With this, our baddies think Riggs is dead. But in reality, Riggs wore a flak jacket and survived the shotgun blast.
But, Gary Busey knows where Murtaugh lives, which is a terrifying thought for anyone to have. By the time Riggs and Murtaugh get back to the house, Busey has taken Murtaugh’s eldest daughter as a hostage. Eventually, an exchange is set up in the desert. All I could think of is that someone’s going to get buried like “Casino.”
But Murtaugh won’t go alone. Riggs grabs a rifle and wanders the desert alone to find a secluded spot. And the image of Mel Gibson running into the desert like a psycho seems… right.
Froemming: If you told me you saw a gun fight in the desert with Mel Gibson and Gary Busey, I wouldn’t bat an eye.
Murtaugh is trying to get his daughter back while not being killed. As this little meetup proceeds, Riggs begins picking off the bad guys from his hidden area, which was pretty damn cool.
But, much like the Canto Bight scene in “Last Jedi,” everyone gets caught anyway and it comes off as a pointless scene.
Which brings us toward our (REDACTED) insane last third of the film, where I realized the gang from It’s Always Sunny’s “Lethal Weapon 5” was just a remake of this film.
Brown: Which begins with Riggs getting tortured via shock treatment. While a cool scene, all I could think of is “South Park” interpretation of Mel Gibson that is totally (REDACTED) crazy and WAY into torture.
And, Murtaugh is getting beat up pretty good by McAllister and co. because they want to know what Hunsaker told them about their heroin enterprise.
This all comes to a head when Riggs kills the electrocutioner, manages to free Murtaugh and his daughter and culminates in a night club gun fight because… reasons.
Honestly, this movie makes as much sense as this
Froemming: And for reasons that do not make any sense, Busey heads back to Murtaugh’s place….even though this is his chance to just disappear and let this loss go. Yeah, I had no idea why he would double-down here for no reason.
Anyway, the LAPD are there in full force and because Murtaugh says “Nah, it’s cool,” they just let Riggs and Busey have a bare-knuckle fight in Murtaugh’s front (REDACTED) yard, which I am sure probably brought down the property value.
Brown: Around this time, Busey does have my favorite line in the movie.
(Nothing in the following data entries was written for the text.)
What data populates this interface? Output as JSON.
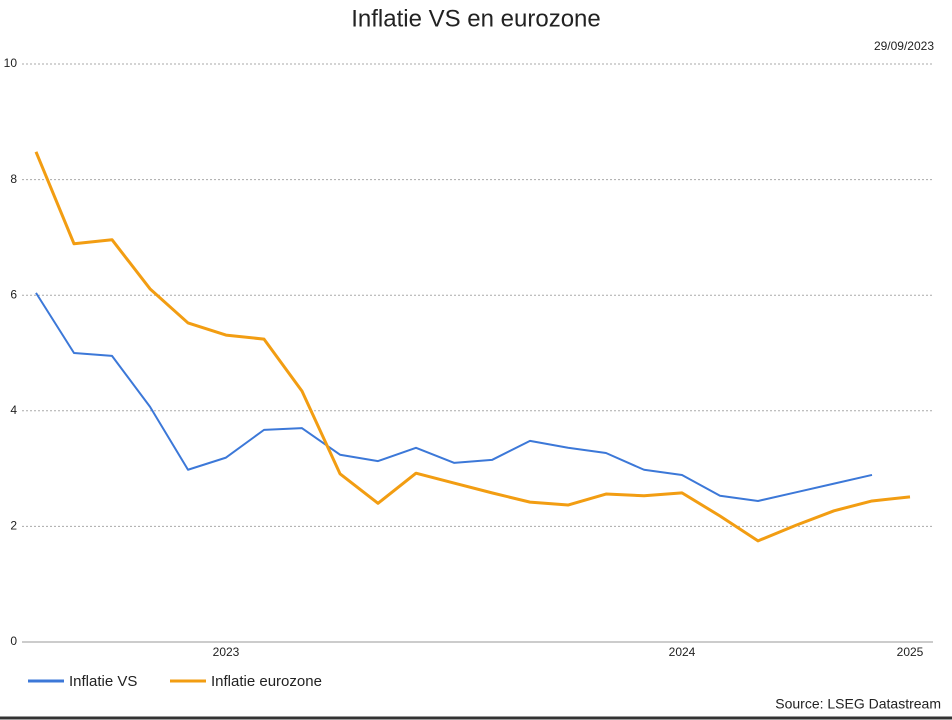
{
  "chart_data": {
    "type": "line",
    "title": "Inflatie VS en eurozone",
    "subtitle": "29/09/2023",
    "source": "Source: LSEG Datastream",
    "categories": [
      null,
      null,
      null,
      null,
      null,
      "2023",
      null,
      null,
      null,
      null,
      null,
      null,
      null,
      null,
      null,
      null,
      null,
      "2024",
      null,
      null,
      null,
      null,
      null,
      "2025"
    ],
    "series": [
      {
        "name": "Inflatie VS",
        "color": "#3c78d8",
        "values": [
          6.04,
          5.0,
          4.95,
          4.07,
          2.98,
          3.19,
          3.67,
          3.7,
          3.24,
          3.13,
          3.36,
          3.1,
          3.15,
          3.48,
          3.36,
          3.27,
          2.98,
          2.89,
          2.53,
          2.44,
          2.59,
          2.74,
          2.89,
          null
        ]
      },
      {
        "name": "Inflatie eurozone",
        "color": "#f29d12",
        "values": [
          8.48,
          6.89,
          6.96,
          6.11,
          5.52,
          5.31,
          5.24,
          4.34,
          2.91,
          2.4,
          2.92,
          2.75,
          2.58,
          2.42,
          2.37,
          2.56,
          2.53,
          2.58,
          2.18,
          1.75,
          2.02,
          2.27,
          2.44,
          2.51
        ]
      }
    ],
    "ylim": [
      0,
      10
    ],
    "yticks": [
      0,
      2,
      4,
      6,
      8,
      10
    ],
    "grid": true
  }
}
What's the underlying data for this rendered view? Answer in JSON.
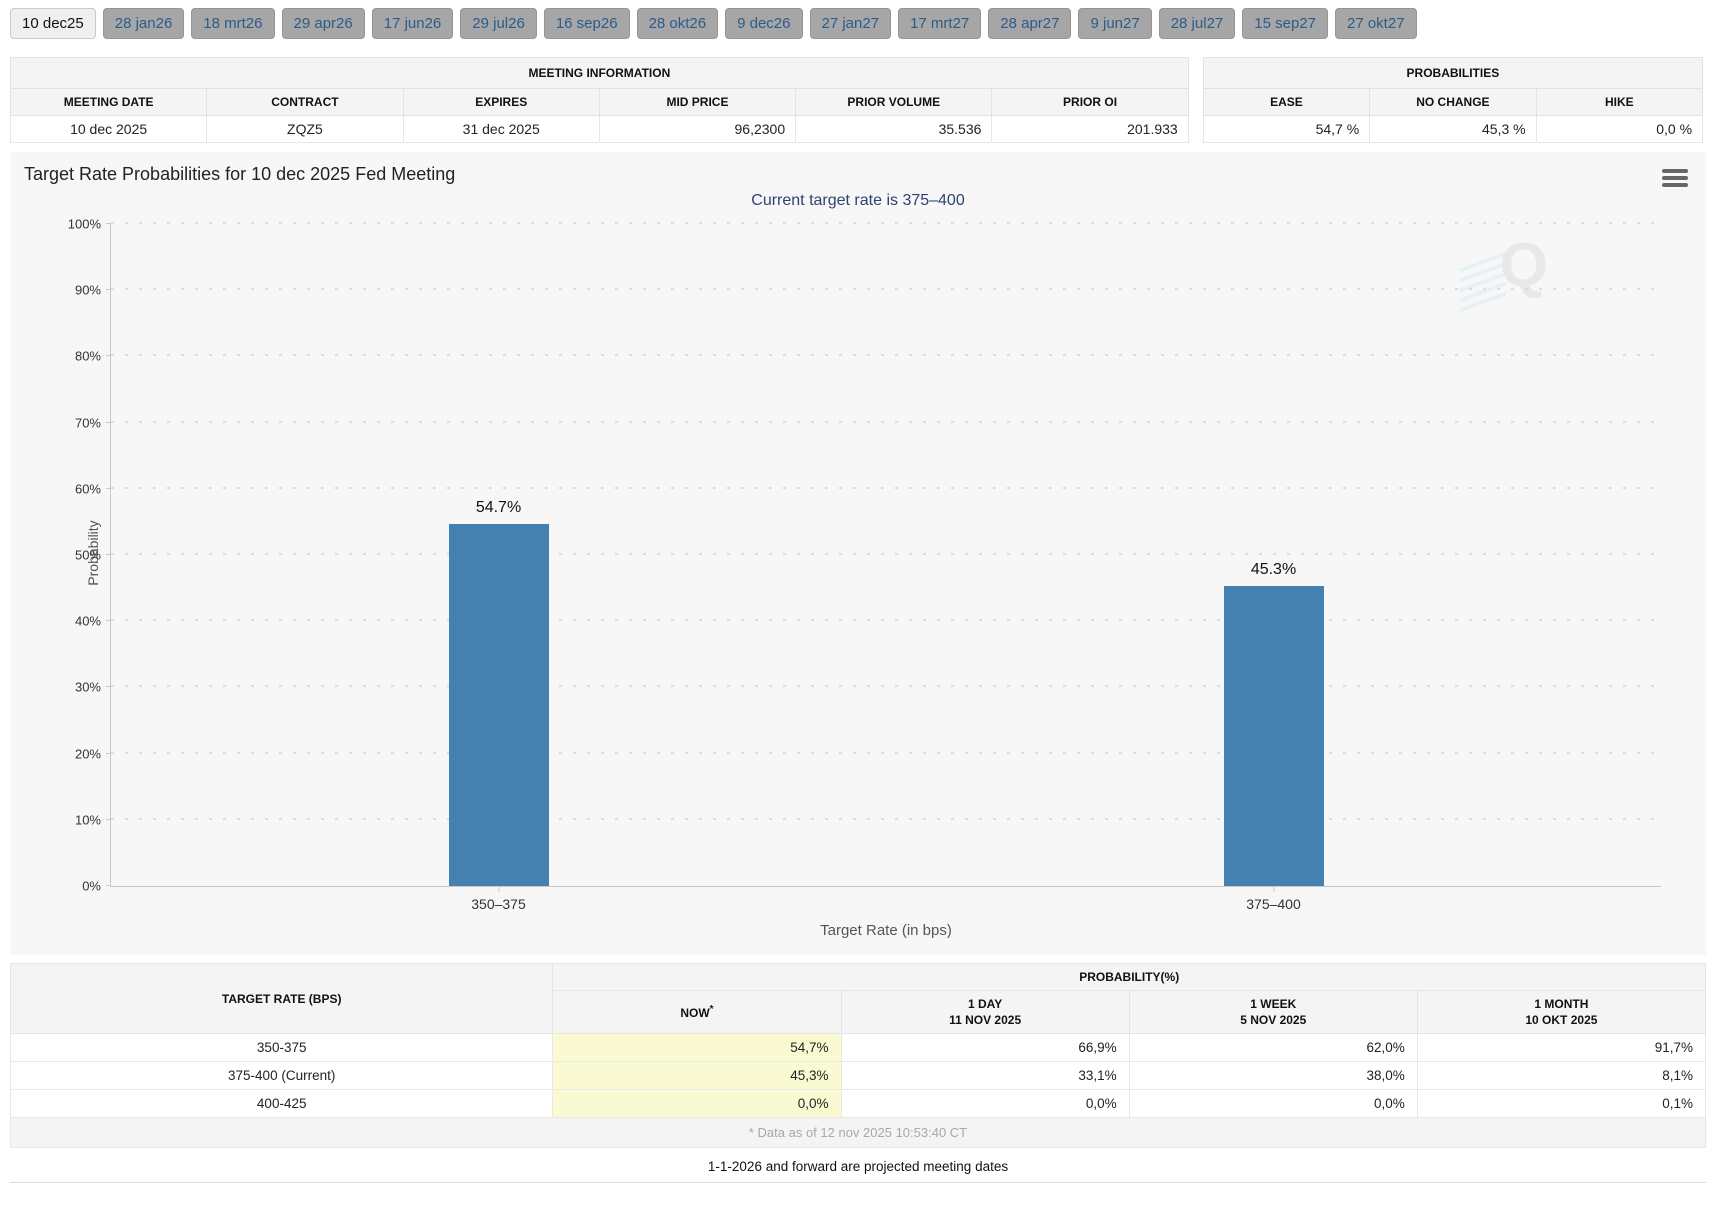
{
  "tabs": [
    {
      "label": "10 dec25",
      "active": true
    },
    {
      "label": "28 jan26",
      "active": false
    },
    {
      "label": "18 mrt26",
      "active": false
    },
    {
      "label": "29 apr26",
      "active": false
    },
    {
      "label": "17 jun26",
      "active": false
    },
    {
      "label": "29 jul26",
      "active": false
    },
    {
      "label": "16 sep26",
      "active": false
    },
    {
      "label": "28 okt26",
      "active": false
    },
    {
      "label": "9 dec26",
      "active": false
    },
    {
      "label": "27 jan27",
      "active": false
    },
    {
      "label": "17 mrt27",
      "active": false
    },
    {
      "label": "28 apr27",
      "active": false
    },
    {
      "label": "9 jun27",
      "active": false
    },
    {
      "label": "28 jul27",
      "active": false
    },
    {
      "label": "15 sep27",
      "active": false
    },
    {
      "label": "27 okt27",
      "active": false
    }
  ],
  "meeting_info": {
    "title": "MEETING INFORMATION",
    "columns": [
      "MEETING DATE",
      "CONTRACT",
      "EXPIRES",
      "MID PRICE",
      "PRIOR VOLUME",
      "PRIOR OI"
    ],
    "row": [
      "10 dec 2025",
      "ZQZ5",
      "31 dec 2025",
      "96,2300",
      "35.536",
      "201.933"
    ]
  },
  "probabilities": {
    "title": "PROBABILITIES",
    "columns": [
      "EASE",
      "NO CHANGE",
      "HIKE"
    ],
    "row": [
      "54,7 %",
      "45,3 %",
      "0,0 %"
    ]
  },
  "chart": {
    "title": "Target Rate Probabilities for 10 dec 2025 Fed Meeting",
    "subtitle": "Current target rate is 375–400",
    "menu_icon": "hamburger-icon",
    "watermark_letter": "Q"
  },
  "chart_data": {
    "type": "bar",
    "categories": [
      "350–375",
      "375–400"
    ],
    "values": [
      54.7,
      45.3
    ],
    "labels": [
      "54.7%",
      "45.3%"
    ],
    "title": "Target Rate Probabilities for 10 dec 2025 Fed Meeting",
    "subtitle": "Current target rate is 375–400",
    "xlabel": "Target Rate (in bps)",
    "ylabel": "Probability",
    "ylim": [
      0,
      100
    ],
    "ytick_step": 10,
    "ytick_suffix": "%",
    "grid": "dotted",
    "legend": "none",
    "bar_color": "#4480b0"
  },
  "probability_table": {
    "corner_header": "TARGET RATE (BPS)",
    "group_header": "PROBABILITY(%)",
    "columns": [
      {
        "label": "NOW",
        "sup": "*",
        "date": ""
      },
      {
        "label": "1 DAY",
        "date": "11 NOV 2025"
      },
      {
        "label": "1 WEEK",
        "date": "5 NOV 2025"
      },
      {
        "label": "1 MONTH",
        "date": "10 OKT 2025"
      }
    ],
    "rows": [
      [
        "350-375",
        "54,7%",
        "66,9%",
        "62,0%",
        "91,7%"
      ],
      [
        "375-400 (Current)",
        "45,3%",
        "33,1%",
        "38,0%",
        "8,1%"
      ],
      [
        "400-425",
        "0,0%",
        "0,0%",
        "0,0%",
        "0,1%"
      ]
    ],
    "footnote": "* Data as of 12 nov 2025 10:53:40 CT"
  },
  "footer_note": "1-1-2026 and forward are projected meeting dates",
  "colors": {
    "bar-blue": "#4480b0",
    "subtitle-navy": "#2e4172",
    "highlight-yellow": "#fafad2",
    "tab-text": "#2b5c8a"
  }
}
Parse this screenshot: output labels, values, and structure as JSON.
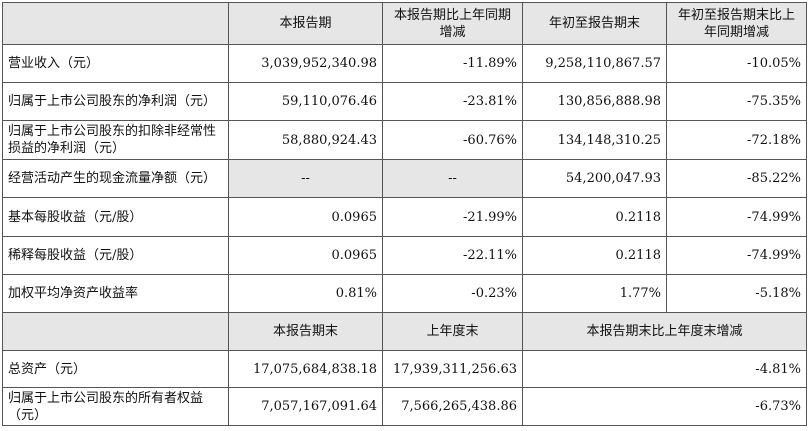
{
  "header": [
    "",
    "本报告期",
    "本报告期比上年同期增减",
    "年初至报告期末",
    "年初至报告期末比上年同期增减"
  ],
  "rows": [
    {
      "label": "营业收入（元）",
      "cells": [
        "3,039,952,340.98",
        "-11.89%",
        "9,258,110,867.57",
        "-10.05%"
      ]
    },
    {
      "label": "归属于上市公司股东的净利润（元）",
      "cells": [
        "59,110,076.46",
        "-23.81%",
        "130,856,888.98",
        "-75.35%"
      ]
    },
    {
      "label": "归属于上市公司股东的扣除非经常性损益的净利润（元）",
      "cells": [
        "58,880,924.43",
        "-60.76%",
        "134,148,310.25",
        "-72.18%"
      ]
    },
    {
      "label": "经营活动产生的现金流量净额（元）",
      "cells": [
        "--",
        "--",
        "54,200,047.93",
        "-85.22%"
      ]
    },
    {
      "label": "基本每股收益（元/股）",
      "cells": [
        "0.0965",
        "-21.99%",
        "0.2118",
        "-74.99%"
      ]
    },
    {
      "label": "稀释每股收益（元/股）",
      "cells": [
        "0.0965",
        "-22.11%",
        "0.2118",
        "-74.99%"
      ]
    },
    {
      "label": "加权平均净资产收益率",
      "cells": [
        "0.81%",
        "-0.23%",
        "1.77%",
        "-5.18%"
      ]
    }
  ],
  "header2": [
    "",
    "本报告期末",
    "上年度末",
    "本报告期末比上年度末增减"
  ],
  "rows2": [
    {
      "label": "总资产（元）",
      "cells": [
        "17,075,684,838.18",
        "17,939,311,256.63",
        "-4.81%"
      ]
    },
    {
      "label": "归属于上市公司股东的所有者权益（元）",
      "cells": [
        "7,057,167,091.64",
        "7,566,265,438.86",
        "-6.73%"
      ]
    }
  ]
}
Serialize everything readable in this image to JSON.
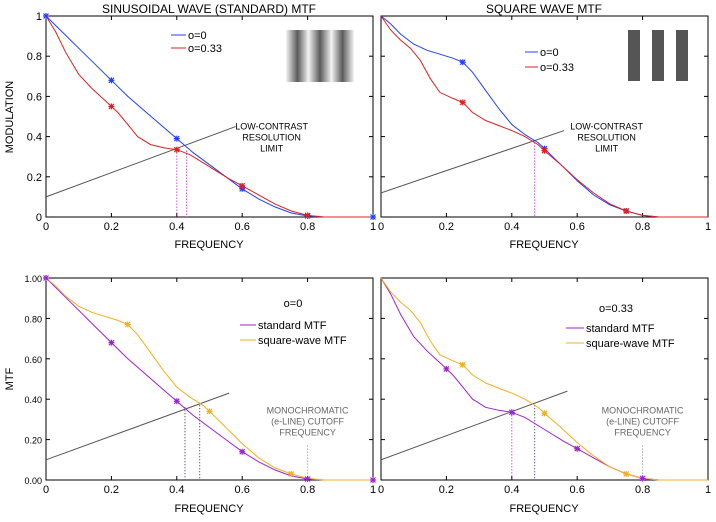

Enjoy:
Confirmed: Gary Busey does not enjoy Christmas.
As for the final fight, my notes: This is the most pointless fight I’ve ever seen in a movie.
There’s even a point where Murtaugh encourages Riggs to break Busey’s neck. That’s… not something a cop should say. I feel like Busey could have gotten off on a technicality there up until he steals a cop’s gun and tries to shoot our duo.
Seriously, what the hell did we witness?
Froemming: Pure 1980s hubris.
So the day is saved, and this little action film would go on to spawn three unnecessary sequels and a TV series.
Let’s hop on my boat, crack a few cold ones and discuss recommendations.
WOULD YOU RECOMMEND?
Froemming: Sure. It’s a dumb action flick, but the chemistry between the leads make it work. Also, Gibson has a wicked mullet in this.
Brown: I will recommend only to see the fun chemistry between Gibson and Glover. The rest of the movie is just so, so stupid.